What suddenly stands between the veteran and regular 2015 work are the two younger passers who have an advantage Williams just can’t trump. They are taller. Even the 6-2 Prescott for that matter must look upwards at 6-5 Fitzgerald and 6-6 Staley. Leadership-wise it’s the other way around of course.

There’s no question Fitzgerald stood statistically taller. Able to practice and scrimmage every time he showed a good grasp of the offense. Partly no doubt because, remember, Fitzgerald enrolled in December 2013 and got an early initiation during Liberty Bowl camp. His passing style is more classic than other Bulldog quarterbacks, a sweet spin on downfield throws and smooth delivery. Also, while he isn’t supposed to run often, Fitzgerald has a sneaky escape from the pocket and towards the sideline that gains ground without getting hit. That’s the high school veer-option experience showing.
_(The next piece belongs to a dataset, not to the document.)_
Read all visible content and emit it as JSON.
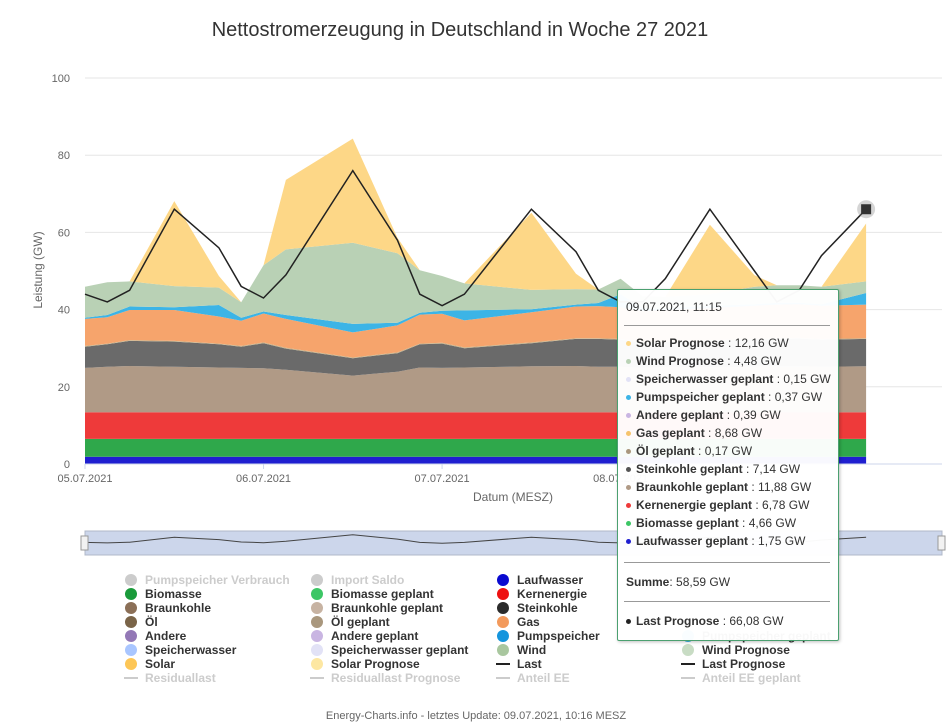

Staley remains a summer and pre-season wild card of sorts. Winter clean-up surgery and rehab had Mullen predicting the redshirt would only throw off a stool in spring. Staley beat that forecast and was able to throw from the direct snap. He could not run, or even roll out really.

Which was the best possible thing to happen for Staley’s development as a real passer. Unable to tuck and tote, he had to stand, look, read, and deliver. The results were impressive. By the third week Staley was not simply slinging balls around, he was throwing a true, precise pass. Though, he also got to show off the arm in special teams drills. Instead of having a punter kick the ball upwards, for convenience and more reps the coaches had Staley heave throws as high and deep as many a booter could send it.

So. Because of those rehab situations the summer pecking order is Prescott backed by Fitzgerald, then probably Williams and Staley depending on who is healthier. By August everyone should be. Prescott will make sure of that during individual throw-and-catch drills. Hey, he wants to leave a lot of records behind…but Prescott also wants to leave somebody ready to run the 2016 show.

“Just by making sure I get a supporting cast that’s ready to lead. Not just lead by example but lead vocally and get other guys to lead as well.”

There must be a cautionary note injected. Senior seasons for the best Bulldog quarterbacks have rarely gone as well as their preceding years, or even well at all for them and team. Just ask John Bond, Smith, Sleepy Robinson (oh, but if only he’d not been injured in September how 1992 and the SEC’s history might have been different today…), Wayne Madkin, Kevin Fant, Chris Relf, et.al. Their senior years weren’t always ‘bad’ seasons but neither did they match much less exceed what had gone before.

It’s another way where Dak Prescott can be not only different, but better. Even best.